Bionic

Yesterday, the Bionic podcast, with Matt Alexander and Myke Hurley, ended. It was one of my favorite podcasts. I started listening to it when it was over on Myke’s 70 Decibels podcast network. I followed through the 5by5 transition, and onward. Every week, Matt and Myke would discuss some tech announcements — usually things unrelated to Apple — and go over how they might impact the market. Matt was very pro-disruption, and Myke was very cautiously optimistic. What made it unique, at that time, was the banter between them. Little in-jokes, and innuendos filled in the gaps around what they were talking about. Myke was vigilant to keep the show from going off the rails, always pulling Matt back from excess, until one day…

Episode 51, United Queendom, was when the show pivoted. Myke let the train jump the tracks, and it just kept going. Instead of a technology show with flourishes of personality, it was all personality. Pop culture, and mock technology coverage threaded through with in-jokes becoming stronger, and more thought-out. It was two British guys, on the phone, just using their imagination to build a baffling little world.

I loved the change of pace for the show. I was not sure how long it would last — if they’d just decide it wasn’t working and veer back towards sanity, but after a couple months, I was reasonably certain that wasn’t happening. Around this time, I had started the silly iTunes reviews. I wrote something based on their weeks of insanity — their world building — and I put out the review on the iTunes store. Their Volcano lair, fire wall, all the details were lifted from their episodes. Apparently, Matt noticed it and decided to do a reading with Myke in Episode 64, Confidential at Best, at 30 minutes in. I was a little worried I wasn’t as funny as I thought I was, but they apparently liked it. They even asked for a full movie screenplay for Confidential at Best, which I scribbled out, and have since hidden away from humanity because it is so bad. So. Bad.
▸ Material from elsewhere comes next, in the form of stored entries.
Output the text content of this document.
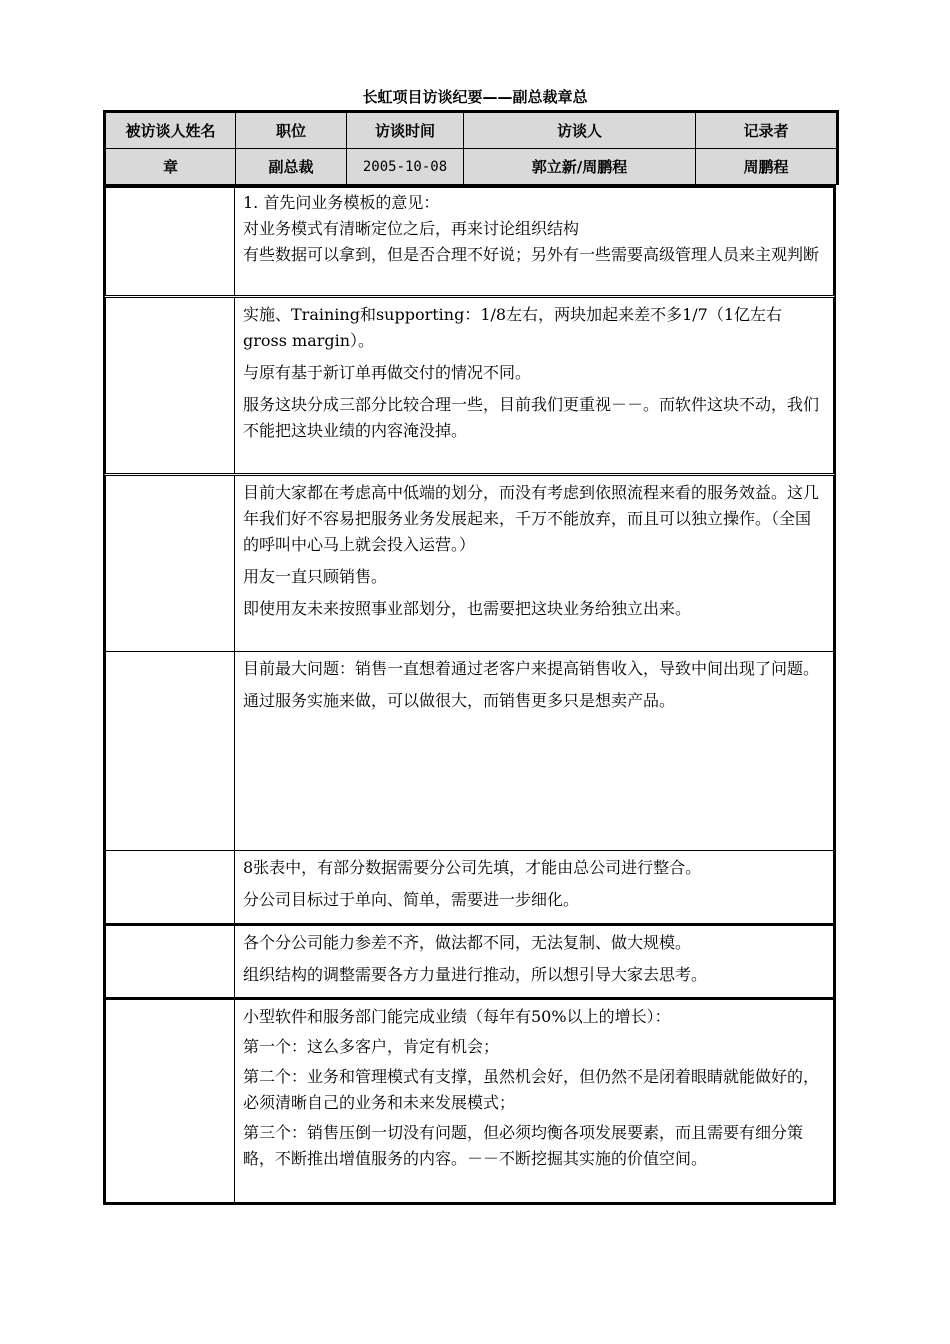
长虹项目访谈纪要——副总裁章总
被访谈人姓名	职位	访谈时间	访谈人	记录者
章	副总裁	2005-10-08	郭立新/周鹏程	周鹏程

1. 首先问业务模板的意见：

对业务模式有清晰定位之后，再来讨论组织结构

有些数据可以拿到，但是否合理不好说；另外有一些需要高级管理人员来主观判断

实施、Training和supporting：1/8左右，两块加起来差不多1/7（1亿左右gross margin）。

与原有基于新订单再做交付的情况不同。

服务这块分成三部分比较合理一些，目前我们更重视－－。而软件这块不动，我们不能把这块业绩的内容淹没掉。

目前大家都在考虑高中低端的划分，而没有考虑到依照流程来看的服务效益。这几年我们好不容易把服务业务发展起来，千万不能放弃，而且可以独立操作。（全国的呼叫中心马上就会投入运营。）

用友一直只顾销售。

即使用友未来按照事业部划分，也需要把这块业务给独立出来。

目前最大问题：销售一直想着通过老客户来提高销售收入，导致中间出现了问题。

通过服务实施来做，可以做很大，而销售更多只是想卖产品。

8张表中，有部分数据需要分公司先填，才能由总公司进行整合。

分公司目标过于单向、简单，需要进一步细化。

各个分公司能力参差不齐，做法都不同，无法复制、做大规模。

组织结构的调整需要各方力量进行推动，所以想引导大家去思考。

小型软件和服务部门能完成业绩（每年有50%以上的增长）：

第一个：这么多客户，肯定有机会；

第二个：业务和管理模式有支撑，虽然机会好，但仍然不是闭着眼睛就能做好的，必须清晰自己的业务和未来发展模式；

第三个：销售压倒一切没有问题，但必须均衡各项发展要素，而且需要有细分策略，不断推出增值服务的内容。－－不断挖掘其实施的价值空间。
From time to time, Matt or Myke would mention that a podcast episode was going off script from what I had written — as if I was writing any of their brilliant insanity — and I must say it was flattering. I didn’t write the stuff for the attention from them, but I did write it to hopefully entertain them, as some kind of modest reciprocation for their own entertainment they were providing me.

I was not alone in wanting to return a little something back to them, some fan art for them to stick to their refrigerators. It is probably a sign of mental illness that so many people would just make things out of sheer love of the show. But it’s a marvelous mental illness. I count many of them as internet-friends on Twitter. It helped take my mind off of things to scribble-out some ridiculous, creative nonsense.

From Matt Alexander’s farewell post:

Personally, whilst going through periods of intense self-doubt and worry regarding Need and the future, Bionic represented a moment — albeit brief — of respite, ridiculousness, and disconnection from reality. I know it was emblematic of something similar for Myke, too.

Fortunately, I was able to listen to the entire live broadcast of the last episode yesterday. I was shocked when Myke plugged Defocused as a place for Bionic fans to go, and even more shocked when he said it was one of his favorite podcasts he listens to right now. Myke was correct to disclaim his recommendation by acknowledging that Dan and I had only 3 episodes (4 now), and that we could go “bat poop crazy”.

I’m glad I could listen while everything was closed up, and packed away. I am so sorry to see it go. It’s like a TV series ending. There are some you wish could go on forever, and some you wish had ended long ago. It is for the best they are in the former camp, instead of the latter, but that doesn’t mean I will miss their weekly lunacy any less.